Die Enthüllung, dass die syrische Bloggerin Amina von „A Gay Girl in Damascus“ in Wahrheit Tom aus den USA war, löste interessante Reaktionen aus. Das Blog hätte einfach so schön die Hoffnungen vieler für den Nahen Osten erfüllt, lautet eine Erklärung. Und das ist natürlich bis zu einem gewissen Grad richtig. Eine liberale, lesbische Syrerin erlebt die Öffnung der arabischen Gesellschaften? Wir wollten das glauben. Natürlich! Nun aber regiert eine Reaktion das Geschehen, die kein bisschen klüger ist.

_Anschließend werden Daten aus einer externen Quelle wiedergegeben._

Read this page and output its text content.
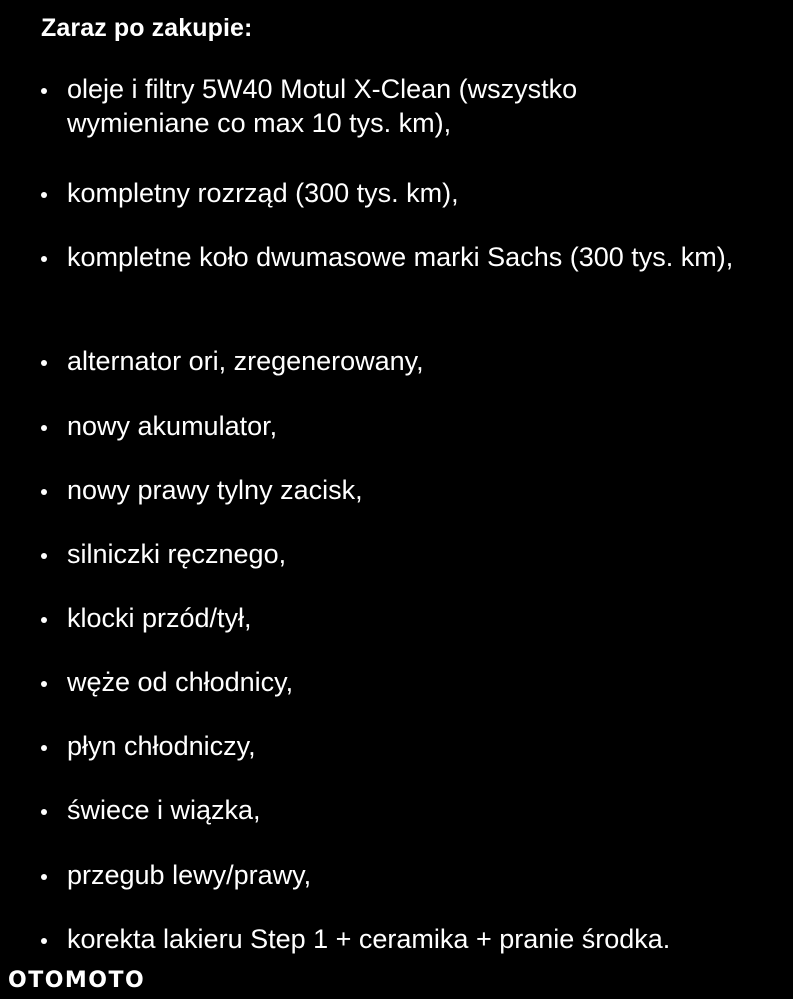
Zaraz po zakupie:
oleje i filtry 5W40 Motul X-Clean (wszystko wymieniane co max 10 tys. km),
kompletny rozrząd (300 tys. km),
kompletne koło dwumasowe marki Sachs (300 tys. km),
alternator ori, zregenerowany,
nowy akumulator,
nowy prawy tylny zacisk,
silniczki ręcznego,
klocki przód/tył,
węże od chłodnicy,
płyn chłodniczy,
świece i wiązka,
przegub lewy/prawy,
korekta lakieru Step 1 + ceramika + pranie środka.
OTOMOTO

Solche Geschichten könnte es gar nicht wirklich geben. Nur die Gutmenschen könnten auf sie hereinfallen. Für die ZynikerInnen dient die Entlarvung von MacMaster als Beweis, dass es keine Amina geben kann. Eine Fiktion, die vorher den Gutgläubigen in die Hoffnungen spielte, dient den Schlechtgläubigen nun auch als nichts anderes als die Bestätigung ihrer Erwartungen.
Die wenigsten, die Amina für echt gehalten haben, haben wohl jeden Satz des Blogs gelesen und auf Plausibilität gecheckt. Das hat sich als Fehler herausgestellt. Aber es ist ein Fehler, den jeder Mensch täglich dutzende Male machen könnte und macht. Die „Oh mein Gott, wie konntet ihr das nur glauben?! LOL!“-Schreier machen sich mit dieser Betrachtung im Rückspiegel schwer lächerlich (eine Berechtigung hätten Menschen, die schon vorher darauf hingewiesen hätten – mir ist niemand bekannt).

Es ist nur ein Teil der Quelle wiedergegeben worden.